Déposée au Sénat par Jean-Claude REQUIER et les membres du Groupe du Rassemblement Démocratique et Social Européen, le 3 janvier 2018, cette proposition de loi propose de renforcer les dispositifs de prévention des potentiels conflits d'intérêts liés à la mobilité des hauts fonctionnaires, afin de garantir une meilleure transparence des évolutions de carrière et d’écarter tout risque de suspicion.
Rappelant que la mobilité est devenue une étape de carrière nécessaire dans la haute fonction publique au nom de la théorie de la "respiration" des grands corps de l'État, et que le "pantouflage" existe au moins depuis la création de l'École Nationale d'Administration, les auteurs de ce texte, considèrent en effet que cette pratique n'est pas sans risque pour l'intérêt général.
Ils soulignent ainsi que "le maintien hors de leur administration d'origine, pour des durées parfois indéterminées, de fonctionnaires bénéficiant durant la majeure partie de leur vie professionnelle du bénéfice d'un concours, représente un coût de gestion des ressources humaines important." En outre, il existe des risques potentiels de situation de conflits d'intérêts lorsque des personnes issues de la haute administration se retrouvent en situation de favoriser une entreprise ou une institution, soit dans l'espoir de négocier une embauche, soit, après leur retour dans l'administration, pour honorer leurs anciennes relations professionnelles.

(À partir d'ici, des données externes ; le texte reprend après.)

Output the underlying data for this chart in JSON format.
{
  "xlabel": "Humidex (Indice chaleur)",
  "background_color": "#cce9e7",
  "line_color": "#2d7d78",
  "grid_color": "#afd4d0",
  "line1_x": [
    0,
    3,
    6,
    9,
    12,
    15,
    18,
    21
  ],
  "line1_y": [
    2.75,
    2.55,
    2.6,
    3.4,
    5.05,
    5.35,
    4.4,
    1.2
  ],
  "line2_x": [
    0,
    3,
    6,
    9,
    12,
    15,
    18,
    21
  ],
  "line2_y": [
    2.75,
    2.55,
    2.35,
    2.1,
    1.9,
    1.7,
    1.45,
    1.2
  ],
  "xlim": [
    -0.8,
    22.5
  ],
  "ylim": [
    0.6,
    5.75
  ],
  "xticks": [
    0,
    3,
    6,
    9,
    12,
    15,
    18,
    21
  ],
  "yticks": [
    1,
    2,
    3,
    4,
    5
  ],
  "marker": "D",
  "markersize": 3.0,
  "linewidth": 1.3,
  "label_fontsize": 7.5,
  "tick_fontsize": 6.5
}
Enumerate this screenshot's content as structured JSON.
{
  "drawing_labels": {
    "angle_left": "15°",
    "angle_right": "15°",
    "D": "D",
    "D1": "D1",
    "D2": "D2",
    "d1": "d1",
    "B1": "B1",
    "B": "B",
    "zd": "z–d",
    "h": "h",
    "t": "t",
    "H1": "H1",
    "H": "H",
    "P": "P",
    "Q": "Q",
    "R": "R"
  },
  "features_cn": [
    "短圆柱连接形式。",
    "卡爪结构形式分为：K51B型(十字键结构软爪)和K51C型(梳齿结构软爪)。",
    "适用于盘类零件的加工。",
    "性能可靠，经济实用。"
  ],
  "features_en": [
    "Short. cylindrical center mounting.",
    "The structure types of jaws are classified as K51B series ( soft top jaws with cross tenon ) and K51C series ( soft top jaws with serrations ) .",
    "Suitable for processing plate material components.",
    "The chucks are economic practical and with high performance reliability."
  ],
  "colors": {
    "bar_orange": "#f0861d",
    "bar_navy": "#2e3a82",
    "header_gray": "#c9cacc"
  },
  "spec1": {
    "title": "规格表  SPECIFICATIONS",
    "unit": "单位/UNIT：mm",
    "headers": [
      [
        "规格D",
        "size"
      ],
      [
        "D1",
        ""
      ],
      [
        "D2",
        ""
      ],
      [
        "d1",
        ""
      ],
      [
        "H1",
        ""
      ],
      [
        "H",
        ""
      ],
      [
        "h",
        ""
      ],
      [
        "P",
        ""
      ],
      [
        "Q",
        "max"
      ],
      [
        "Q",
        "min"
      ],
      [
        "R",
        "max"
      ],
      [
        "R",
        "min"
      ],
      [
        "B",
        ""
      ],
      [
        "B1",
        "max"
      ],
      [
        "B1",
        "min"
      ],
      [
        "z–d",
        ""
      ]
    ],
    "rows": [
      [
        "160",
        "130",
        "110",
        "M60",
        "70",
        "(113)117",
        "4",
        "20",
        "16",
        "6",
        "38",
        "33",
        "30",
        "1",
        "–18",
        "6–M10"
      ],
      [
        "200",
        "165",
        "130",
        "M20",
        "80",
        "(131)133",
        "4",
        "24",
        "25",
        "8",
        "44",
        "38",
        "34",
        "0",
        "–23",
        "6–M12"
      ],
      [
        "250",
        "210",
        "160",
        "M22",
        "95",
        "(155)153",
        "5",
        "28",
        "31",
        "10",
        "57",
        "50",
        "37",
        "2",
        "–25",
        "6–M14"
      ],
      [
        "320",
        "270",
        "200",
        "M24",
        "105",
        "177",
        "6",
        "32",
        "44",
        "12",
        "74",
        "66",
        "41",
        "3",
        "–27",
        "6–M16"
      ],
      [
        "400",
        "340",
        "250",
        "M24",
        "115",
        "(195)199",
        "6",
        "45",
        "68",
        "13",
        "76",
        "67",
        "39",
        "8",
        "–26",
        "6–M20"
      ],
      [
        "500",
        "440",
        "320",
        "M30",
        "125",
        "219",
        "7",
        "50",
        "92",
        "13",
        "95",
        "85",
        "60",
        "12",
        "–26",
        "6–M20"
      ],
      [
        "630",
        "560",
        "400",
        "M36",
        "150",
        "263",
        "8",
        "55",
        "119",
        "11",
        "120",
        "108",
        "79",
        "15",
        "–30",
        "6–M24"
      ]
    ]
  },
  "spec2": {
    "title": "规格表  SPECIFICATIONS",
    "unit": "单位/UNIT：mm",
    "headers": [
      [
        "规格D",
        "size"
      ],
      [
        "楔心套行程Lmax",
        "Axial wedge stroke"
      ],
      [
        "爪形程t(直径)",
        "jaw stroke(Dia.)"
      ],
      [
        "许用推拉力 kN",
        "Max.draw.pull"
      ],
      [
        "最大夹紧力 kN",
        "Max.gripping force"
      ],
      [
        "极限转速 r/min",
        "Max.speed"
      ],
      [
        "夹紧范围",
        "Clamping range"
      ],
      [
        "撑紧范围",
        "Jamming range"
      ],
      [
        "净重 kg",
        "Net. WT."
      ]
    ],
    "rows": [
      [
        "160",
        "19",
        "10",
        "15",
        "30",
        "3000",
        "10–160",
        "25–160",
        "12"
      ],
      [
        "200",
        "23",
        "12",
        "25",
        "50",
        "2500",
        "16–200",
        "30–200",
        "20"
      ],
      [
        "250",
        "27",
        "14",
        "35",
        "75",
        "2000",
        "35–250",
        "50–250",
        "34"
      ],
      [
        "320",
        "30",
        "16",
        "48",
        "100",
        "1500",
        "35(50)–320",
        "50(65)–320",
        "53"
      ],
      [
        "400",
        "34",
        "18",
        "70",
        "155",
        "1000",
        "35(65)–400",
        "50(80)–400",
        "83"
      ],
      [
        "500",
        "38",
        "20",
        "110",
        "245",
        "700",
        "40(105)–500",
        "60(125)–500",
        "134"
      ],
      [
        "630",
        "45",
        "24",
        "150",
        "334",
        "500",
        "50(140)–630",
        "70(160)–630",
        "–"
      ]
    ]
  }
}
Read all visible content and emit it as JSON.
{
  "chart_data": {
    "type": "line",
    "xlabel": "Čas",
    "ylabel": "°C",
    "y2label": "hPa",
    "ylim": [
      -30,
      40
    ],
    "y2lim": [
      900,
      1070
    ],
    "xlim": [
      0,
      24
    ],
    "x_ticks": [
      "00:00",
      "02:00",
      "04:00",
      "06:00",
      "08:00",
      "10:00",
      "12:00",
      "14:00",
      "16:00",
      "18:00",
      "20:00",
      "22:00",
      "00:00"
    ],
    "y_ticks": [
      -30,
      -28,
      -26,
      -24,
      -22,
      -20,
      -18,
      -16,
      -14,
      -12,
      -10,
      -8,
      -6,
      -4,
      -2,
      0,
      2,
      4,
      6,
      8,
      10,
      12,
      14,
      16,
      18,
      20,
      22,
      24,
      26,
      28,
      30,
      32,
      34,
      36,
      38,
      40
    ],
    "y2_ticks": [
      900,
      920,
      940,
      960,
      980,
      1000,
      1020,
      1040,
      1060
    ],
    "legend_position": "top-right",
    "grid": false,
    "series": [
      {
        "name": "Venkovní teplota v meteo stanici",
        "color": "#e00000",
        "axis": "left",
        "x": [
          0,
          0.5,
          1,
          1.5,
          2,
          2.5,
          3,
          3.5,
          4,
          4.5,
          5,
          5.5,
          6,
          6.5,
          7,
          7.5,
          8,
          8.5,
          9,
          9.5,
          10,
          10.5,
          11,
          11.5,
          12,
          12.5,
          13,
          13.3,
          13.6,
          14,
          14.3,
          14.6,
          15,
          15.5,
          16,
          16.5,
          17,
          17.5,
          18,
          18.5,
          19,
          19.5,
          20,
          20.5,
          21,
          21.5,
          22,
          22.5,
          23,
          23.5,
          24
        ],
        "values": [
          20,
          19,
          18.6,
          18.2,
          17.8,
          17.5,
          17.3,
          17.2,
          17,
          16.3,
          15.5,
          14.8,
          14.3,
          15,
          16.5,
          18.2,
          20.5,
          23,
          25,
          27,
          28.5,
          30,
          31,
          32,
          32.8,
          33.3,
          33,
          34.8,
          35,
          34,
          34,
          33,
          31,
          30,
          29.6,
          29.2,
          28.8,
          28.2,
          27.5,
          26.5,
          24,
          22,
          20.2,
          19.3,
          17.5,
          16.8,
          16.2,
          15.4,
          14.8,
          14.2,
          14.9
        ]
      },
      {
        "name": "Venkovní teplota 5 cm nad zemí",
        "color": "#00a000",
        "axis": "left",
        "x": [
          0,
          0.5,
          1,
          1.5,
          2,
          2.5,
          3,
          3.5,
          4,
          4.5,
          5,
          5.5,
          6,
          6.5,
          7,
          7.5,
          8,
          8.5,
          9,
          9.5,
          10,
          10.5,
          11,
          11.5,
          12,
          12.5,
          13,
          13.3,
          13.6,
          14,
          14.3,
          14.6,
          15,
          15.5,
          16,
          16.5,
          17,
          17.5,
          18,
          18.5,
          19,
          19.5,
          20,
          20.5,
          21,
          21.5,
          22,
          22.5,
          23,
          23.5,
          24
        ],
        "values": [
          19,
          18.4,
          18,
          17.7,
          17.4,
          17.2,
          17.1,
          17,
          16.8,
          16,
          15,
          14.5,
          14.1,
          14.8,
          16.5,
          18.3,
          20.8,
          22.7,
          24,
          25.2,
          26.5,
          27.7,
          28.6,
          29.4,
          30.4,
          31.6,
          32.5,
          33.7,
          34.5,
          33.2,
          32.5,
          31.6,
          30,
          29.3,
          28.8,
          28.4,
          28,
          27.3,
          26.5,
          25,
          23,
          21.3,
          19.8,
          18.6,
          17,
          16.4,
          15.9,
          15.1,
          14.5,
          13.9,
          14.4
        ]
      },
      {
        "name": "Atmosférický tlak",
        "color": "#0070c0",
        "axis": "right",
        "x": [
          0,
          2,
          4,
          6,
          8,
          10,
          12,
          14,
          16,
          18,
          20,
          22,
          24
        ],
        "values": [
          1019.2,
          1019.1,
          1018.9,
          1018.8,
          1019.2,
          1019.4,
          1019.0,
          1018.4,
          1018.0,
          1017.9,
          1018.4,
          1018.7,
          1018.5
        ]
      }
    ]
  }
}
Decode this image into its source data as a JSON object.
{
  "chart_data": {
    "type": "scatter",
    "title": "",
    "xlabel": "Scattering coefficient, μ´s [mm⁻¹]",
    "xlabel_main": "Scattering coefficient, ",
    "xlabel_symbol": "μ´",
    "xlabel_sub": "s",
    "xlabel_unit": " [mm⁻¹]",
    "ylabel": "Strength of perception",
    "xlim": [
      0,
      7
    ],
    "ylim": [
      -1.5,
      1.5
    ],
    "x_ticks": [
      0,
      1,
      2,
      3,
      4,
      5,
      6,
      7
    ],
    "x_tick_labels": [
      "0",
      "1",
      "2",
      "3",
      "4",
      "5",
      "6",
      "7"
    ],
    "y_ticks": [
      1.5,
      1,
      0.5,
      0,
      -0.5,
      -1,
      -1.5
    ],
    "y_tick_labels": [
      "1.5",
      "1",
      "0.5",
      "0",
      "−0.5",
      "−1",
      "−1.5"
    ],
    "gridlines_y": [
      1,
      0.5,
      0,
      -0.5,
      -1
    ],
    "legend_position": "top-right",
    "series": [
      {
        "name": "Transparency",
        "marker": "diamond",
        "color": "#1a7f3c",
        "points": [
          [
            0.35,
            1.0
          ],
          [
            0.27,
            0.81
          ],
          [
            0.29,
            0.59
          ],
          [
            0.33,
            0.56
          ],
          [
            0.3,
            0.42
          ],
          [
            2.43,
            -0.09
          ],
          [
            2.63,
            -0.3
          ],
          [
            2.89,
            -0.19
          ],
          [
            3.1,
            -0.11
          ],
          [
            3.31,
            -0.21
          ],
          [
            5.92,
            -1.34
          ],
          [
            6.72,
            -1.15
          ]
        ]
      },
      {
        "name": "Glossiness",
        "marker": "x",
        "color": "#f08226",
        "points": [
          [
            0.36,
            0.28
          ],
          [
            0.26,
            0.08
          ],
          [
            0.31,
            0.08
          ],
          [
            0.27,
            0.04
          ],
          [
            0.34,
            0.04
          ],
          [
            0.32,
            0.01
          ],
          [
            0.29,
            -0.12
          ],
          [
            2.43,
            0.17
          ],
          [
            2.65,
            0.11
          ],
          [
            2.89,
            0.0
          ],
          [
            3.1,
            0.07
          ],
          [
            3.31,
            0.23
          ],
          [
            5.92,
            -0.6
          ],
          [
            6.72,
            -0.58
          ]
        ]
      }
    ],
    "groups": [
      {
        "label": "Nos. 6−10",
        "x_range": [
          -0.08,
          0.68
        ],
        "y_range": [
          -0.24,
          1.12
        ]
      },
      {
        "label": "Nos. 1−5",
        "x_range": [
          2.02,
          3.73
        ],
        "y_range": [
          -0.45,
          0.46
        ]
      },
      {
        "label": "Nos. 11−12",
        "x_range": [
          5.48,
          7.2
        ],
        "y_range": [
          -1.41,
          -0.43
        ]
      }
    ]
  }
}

Estimant enfin que les dispositions de la loi n° 2016-483 du 20 avril 2016 relative à la déontologie et aux droits et obligations des fonctionnaires visant à lutter contre les conflits d'intérêts ne sont pas suffisantes, ils proposent de modifier ou de compléter ainsi la loi n° 83-634 du 13 juillet 1983 portant droits et obligations des fonctionnaires :
- L'article 1er conditionne la recevabilité d'une demande d'un fonctionnaire souhaitant cesser définitivement ses fonctions à sa démission de la fonction publique ainsi qu'au respect de l'engagement décennal (le cas contraire, au remboursement de la pantoufle) préalablement à la saisie de la commission de déontologie ;
- L'article 2 vise à rendre obligatoire la saisine de la commission de déontologie pour les demandes de mobilité des fonctionnaires soumis à déclaration auprès de la Haute Autorité pour la transparence de la vie publique et à rendre automatique l'ouverture d'une procédure disciplinaire en cas de non-respect de l'avis d'incompatibilité ou de compatibilité avec réserve de la commission de déontologie ;
- L'article 3 vise à modifier la composition de la commission de déontologie, et prévoit une présidence tournante entre les trois ordres administratif, financier et judiciaire ;
- L'article 4 étend le contrôle exercé par la commission de déontologie à la compatibilité des fonctions exercées par les fonctionnaires réintégrés après leur mobilité dans le secteur privé ;
- L'article 5 vise à étendre le contrôle de la commission de déontologie à la nomination des secrétaires ou délégués généraux des autorités administratives indépendantes et des autorités publiques indépendantes prévu par la loi n° 2017-55 du 20 janvier 2017 portant statut général des autorités administratives indépendantes et des autorités publiques indépendantes ;
- L'article 6 fixe une durée maximale à la situation de détachement d'un fonctionnaire ;
- L'article 7 vise à instaurer un régime semi-automatique de peine complémentaire d'interdiction d'exercer une fonction publique, en cas de condamnation pour les mêmes infractions que celles donnant lieu au prononcé d'une peine d'inéligibilité.